Player salaries were predictable because the players were basically serfs -- beer-swilling, skirt-chasing serfs. They were vassals of the extraordinary power wielded by baseball's ownership cartel, which is exempt from the rules that govern the rest of us.

In 1922, an elderly Oliver Wendell Holmes Jr. declared, in one of the least-convincing Supreme Court decisions of the 20th century, that the interstate commerce clause does not apply to baseball. True, the teams went from state to state, and the wallets of the owners had begun to show a decidedly commercial bulge. "Exhibitions of base ball . . . are purely state affairs," Holmes wrote.

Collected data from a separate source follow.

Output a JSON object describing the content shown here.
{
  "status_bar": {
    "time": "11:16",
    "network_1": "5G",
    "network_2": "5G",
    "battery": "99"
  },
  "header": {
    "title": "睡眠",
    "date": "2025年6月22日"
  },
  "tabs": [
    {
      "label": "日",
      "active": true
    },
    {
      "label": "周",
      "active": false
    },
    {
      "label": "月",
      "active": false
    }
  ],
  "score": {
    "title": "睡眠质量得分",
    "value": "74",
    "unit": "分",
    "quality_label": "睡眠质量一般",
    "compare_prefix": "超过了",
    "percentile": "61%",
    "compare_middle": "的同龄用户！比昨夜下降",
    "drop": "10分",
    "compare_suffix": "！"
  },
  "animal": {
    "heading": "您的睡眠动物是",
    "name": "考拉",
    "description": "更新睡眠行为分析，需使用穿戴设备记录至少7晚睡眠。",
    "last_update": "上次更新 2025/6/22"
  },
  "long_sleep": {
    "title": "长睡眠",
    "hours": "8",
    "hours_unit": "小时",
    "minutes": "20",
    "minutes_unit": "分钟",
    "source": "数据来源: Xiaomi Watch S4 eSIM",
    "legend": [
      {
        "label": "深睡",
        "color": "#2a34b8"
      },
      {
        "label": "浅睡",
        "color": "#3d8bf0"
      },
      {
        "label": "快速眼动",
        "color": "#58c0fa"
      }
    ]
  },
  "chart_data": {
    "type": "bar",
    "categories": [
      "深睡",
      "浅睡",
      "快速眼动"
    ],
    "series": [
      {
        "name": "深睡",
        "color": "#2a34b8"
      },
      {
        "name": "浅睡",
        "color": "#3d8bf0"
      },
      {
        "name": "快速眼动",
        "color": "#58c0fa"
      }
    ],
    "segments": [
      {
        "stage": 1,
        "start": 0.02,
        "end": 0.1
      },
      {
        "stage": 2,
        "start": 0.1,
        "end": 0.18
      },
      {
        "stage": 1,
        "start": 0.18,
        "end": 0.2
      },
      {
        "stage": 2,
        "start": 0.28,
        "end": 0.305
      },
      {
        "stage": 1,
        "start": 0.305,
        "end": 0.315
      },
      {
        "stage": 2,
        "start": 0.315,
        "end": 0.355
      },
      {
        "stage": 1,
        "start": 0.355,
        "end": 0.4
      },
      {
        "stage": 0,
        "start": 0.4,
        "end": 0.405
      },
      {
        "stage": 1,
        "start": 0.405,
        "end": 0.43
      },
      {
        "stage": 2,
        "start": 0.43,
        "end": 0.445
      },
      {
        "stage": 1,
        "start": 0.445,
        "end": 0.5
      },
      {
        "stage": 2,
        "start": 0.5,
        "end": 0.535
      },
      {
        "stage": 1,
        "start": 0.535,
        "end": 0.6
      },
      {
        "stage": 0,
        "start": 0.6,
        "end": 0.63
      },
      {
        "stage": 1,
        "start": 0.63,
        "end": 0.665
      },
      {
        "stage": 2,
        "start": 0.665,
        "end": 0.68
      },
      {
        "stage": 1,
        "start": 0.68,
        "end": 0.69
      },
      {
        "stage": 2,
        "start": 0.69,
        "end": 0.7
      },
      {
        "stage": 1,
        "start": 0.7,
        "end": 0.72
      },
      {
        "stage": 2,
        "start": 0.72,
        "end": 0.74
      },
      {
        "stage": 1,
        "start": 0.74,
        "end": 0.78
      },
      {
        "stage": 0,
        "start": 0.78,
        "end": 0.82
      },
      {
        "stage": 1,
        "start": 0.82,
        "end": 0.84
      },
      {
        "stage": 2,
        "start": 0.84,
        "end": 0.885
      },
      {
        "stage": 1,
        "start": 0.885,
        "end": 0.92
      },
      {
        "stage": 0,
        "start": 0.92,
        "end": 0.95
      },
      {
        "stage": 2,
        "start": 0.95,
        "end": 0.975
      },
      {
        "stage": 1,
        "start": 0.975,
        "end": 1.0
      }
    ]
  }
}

Liberated from federal antitrust laws, the owners were free to collude in ways that might make Mafia families blush. Every player, no matter how talented, was required to sign a "reserve" clause in his contract that had the potential to bind him to the same team forever.

Then came the union. Players discovered they could go on strike without jarring the planets from their courses.

In 1994, their strike scuttled the World Series. Not even Hitler and Tojo had halted the World Series.

Step by step and strike by strike, the players recast the business. They won free agency (the right to sell their services to the highest bidder). They won binding arbitration (the right to have a neutral party decide whether Mr. Owner's proposed raise is up to snuff).